Inland Revenue Department

Agency overview
- Formed: 2001
- Preceding agency: Department of Taxation;
- Jurisdiction: Nepal
- Headquarters: Lazimpat, Kathmandu, Nepal
- Minister responsible: Swarnim Wagle, Minister of Finance;
- Agency executive: Madan Dahal, DG;
- Parent agency: Ministry of Finance, Government of Nepal
- Website: www.ird.gov.np

= Inland Revenue Department (Nepal) =

Government department of Nepal

The Inland Revenue Department (IRD) is the department of the Nepalese government under the Ministry of Finance. The IRD is located in Lazimpat, Kathmandu. The IRD is currently responsible for the enforcement of Tax Laws and administration of the following taxes: Income Tax, Value Added Tax, Excise Duty and duties like Entertainment fee (Film Development Fee).

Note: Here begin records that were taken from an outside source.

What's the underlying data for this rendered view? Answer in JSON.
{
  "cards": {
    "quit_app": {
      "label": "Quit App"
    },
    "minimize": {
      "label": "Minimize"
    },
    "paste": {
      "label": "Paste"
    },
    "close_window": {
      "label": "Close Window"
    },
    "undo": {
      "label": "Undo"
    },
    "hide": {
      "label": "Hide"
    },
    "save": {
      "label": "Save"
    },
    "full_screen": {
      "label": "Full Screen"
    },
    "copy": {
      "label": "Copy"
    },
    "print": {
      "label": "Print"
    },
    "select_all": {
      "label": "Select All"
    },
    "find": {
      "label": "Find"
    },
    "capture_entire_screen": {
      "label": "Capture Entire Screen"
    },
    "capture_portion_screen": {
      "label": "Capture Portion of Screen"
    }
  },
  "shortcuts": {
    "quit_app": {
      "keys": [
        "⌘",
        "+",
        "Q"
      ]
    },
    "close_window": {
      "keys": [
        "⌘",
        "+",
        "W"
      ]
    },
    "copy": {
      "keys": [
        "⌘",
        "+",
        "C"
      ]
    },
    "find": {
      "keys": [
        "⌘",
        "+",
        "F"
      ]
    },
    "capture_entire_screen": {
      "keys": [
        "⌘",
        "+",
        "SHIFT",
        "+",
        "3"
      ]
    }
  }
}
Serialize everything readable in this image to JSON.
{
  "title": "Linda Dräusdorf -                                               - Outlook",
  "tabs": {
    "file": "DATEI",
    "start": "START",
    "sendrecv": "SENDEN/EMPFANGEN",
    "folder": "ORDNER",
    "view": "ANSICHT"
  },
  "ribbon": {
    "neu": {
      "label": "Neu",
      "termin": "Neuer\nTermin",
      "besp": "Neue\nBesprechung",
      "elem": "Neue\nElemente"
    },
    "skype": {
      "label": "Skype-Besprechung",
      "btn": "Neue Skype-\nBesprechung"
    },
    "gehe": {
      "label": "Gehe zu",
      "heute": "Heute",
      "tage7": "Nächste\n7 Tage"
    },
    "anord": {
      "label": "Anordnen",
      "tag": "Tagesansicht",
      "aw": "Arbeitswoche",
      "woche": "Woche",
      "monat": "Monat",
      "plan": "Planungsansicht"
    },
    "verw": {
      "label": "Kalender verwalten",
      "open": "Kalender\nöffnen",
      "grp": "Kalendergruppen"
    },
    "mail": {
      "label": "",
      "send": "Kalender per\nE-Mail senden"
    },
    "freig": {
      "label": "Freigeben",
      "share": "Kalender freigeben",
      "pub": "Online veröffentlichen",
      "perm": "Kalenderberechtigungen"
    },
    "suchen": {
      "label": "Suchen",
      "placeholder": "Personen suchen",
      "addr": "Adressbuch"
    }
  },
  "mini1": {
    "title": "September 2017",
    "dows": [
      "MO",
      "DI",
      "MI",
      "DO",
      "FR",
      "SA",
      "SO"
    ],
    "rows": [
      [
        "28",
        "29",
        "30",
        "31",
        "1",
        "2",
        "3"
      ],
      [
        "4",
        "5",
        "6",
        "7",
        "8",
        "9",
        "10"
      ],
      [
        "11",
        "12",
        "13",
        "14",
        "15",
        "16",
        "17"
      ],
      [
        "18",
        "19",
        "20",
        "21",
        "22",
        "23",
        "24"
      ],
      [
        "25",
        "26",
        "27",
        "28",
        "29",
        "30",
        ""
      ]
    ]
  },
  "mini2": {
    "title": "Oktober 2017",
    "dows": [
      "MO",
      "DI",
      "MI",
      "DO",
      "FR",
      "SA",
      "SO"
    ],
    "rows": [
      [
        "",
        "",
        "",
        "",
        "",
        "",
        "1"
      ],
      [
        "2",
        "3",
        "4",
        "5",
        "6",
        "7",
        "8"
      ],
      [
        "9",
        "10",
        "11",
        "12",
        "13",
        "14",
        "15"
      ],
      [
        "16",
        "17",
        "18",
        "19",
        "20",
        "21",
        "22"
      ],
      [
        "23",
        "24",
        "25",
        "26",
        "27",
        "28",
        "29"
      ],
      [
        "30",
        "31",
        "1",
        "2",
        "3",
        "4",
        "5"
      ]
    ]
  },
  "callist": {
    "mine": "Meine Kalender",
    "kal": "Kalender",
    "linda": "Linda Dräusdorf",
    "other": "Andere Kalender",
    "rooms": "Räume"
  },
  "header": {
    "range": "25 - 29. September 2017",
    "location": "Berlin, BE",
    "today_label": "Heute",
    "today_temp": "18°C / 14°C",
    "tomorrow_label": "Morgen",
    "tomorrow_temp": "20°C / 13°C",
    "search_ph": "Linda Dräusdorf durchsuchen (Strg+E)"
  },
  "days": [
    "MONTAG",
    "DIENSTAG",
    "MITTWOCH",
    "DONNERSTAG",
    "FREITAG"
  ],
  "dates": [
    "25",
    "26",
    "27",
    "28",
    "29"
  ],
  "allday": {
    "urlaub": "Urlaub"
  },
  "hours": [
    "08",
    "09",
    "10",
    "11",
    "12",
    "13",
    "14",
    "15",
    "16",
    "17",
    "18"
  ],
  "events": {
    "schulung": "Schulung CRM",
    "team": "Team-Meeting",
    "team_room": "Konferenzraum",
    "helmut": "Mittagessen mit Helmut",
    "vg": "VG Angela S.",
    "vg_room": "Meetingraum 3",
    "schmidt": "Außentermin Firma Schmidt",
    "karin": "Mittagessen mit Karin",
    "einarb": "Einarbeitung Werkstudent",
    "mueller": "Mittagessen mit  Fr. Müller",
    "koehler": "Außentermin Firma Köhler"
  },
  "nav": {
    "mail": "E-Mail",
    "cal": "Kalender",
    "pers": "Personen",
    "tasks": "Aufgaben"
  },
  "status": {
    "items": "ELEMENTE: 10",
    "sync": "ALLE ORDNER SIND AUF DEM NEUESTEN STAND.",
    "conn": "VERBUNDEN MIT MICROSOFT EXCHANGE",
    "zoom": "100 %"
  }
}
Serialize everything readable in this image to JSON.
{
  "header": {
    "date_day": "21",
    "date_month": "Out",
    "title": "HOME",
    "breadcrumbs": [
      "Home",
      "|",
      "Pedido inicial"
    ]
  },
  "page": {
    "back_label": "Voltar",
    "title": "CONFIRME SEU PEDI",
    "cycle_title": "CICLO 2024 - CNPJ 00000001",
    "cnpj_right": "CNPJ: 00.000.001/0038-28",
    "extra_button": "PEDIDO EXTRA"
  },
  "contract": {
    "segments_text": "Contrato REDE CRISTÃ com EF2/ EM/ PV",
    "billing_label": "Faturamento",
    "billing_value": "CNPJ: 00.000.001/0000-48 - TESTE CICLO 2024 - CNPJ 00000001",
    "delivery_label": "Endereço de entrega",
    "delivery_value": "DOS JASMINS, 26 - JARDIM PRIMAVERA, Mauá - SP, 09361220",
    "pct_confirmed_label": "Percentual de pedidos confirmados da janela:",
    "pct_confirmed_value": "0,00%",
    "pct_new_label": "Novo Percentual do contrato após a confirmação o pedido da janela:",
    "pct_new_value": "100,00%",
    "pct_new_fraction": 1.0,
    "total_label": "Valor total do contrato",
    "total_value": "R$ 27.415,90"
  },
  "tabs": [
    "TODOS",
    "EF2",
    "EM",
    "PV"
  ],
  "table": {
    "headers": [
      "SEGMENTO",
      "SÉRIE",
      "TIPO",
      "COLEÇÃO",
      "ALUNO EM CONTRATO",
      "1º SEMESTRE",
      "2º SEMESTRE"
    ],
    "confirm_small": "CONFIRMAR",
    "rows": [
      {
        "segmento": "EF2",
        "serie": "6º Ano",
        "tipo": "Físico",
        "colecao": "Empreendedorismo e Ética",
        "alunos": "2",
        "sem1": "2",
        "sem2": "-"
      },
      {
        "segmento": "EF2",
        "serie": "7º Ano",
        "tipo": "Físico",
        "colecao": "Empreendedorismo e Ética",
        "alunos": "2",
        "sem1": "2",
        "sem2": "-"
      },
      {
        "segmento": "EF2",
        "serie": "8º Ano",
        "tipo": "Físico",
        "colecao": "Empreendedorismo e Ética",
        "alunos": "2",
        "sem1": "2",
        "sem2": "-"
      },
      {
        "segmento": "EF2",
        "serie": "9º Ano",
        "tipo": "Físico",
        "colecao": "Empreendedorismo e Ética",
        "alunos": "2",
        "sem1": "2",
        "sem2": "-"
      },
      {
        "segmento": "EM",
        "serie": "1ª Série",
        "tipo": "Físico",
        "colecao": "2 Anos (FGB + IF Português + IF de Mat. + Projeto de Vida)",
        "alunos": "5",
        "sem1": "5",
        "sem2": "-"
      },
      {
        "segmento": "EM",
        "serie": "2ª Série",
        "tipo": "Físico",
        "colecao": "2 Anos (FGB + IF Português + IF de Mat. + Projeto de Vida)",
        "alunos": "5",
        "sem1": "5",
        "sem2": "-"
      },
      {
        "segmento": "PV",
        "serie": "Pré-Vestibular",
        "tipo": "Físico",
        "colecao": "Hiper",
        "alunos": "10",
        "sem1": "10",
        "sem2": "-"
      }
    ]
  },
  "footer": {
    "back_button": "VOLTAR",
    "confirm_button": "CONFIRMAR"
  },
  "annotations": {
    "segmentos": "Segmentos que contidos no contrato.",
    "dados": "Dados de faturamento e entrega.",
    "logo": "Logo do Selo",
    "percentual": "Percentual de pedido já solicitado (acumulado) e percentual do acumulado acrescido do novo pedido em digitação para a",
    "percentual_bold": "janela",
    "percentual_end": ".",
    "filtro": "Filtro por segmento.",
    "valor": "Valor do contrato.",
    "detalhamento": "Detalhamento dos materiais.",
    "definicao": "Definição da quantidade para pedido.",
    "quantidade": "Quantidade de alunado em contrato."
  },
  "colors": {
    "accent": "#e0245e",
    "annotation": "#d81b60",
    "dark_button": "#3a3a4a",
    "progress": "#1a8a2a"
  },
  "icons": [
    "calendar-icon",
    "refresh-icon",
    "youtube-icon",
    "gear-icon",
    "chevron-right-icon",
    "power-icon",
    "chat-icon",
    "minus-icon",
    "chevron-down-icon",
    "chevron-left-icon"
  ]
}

IRD carries out the following functions:

- Tax Administration
- Tax Policy
- Tax Payer Services
- Registration, Revenue Collection
- Tax audit
- Tax Enforcement and investigation
- Review & Appeal
- Tax Refund
- Advance Ruling
- Tax Treaty and International Taxation
- Excises and Liquor Administration

IRD is centrally located in Kathmandu. There are 84 field offices throughout Nepal including 1 Large Taxpayers Office,1 Medium Level Taxpayers Office, 43 Inland Revenue Offices and 39 Taxpayer Service Offices. The previous Department of Taxation was established in 1960. IRD and its district offices are totally running on functional line. Major functions include Taxpayer's Service, Audit and Collection.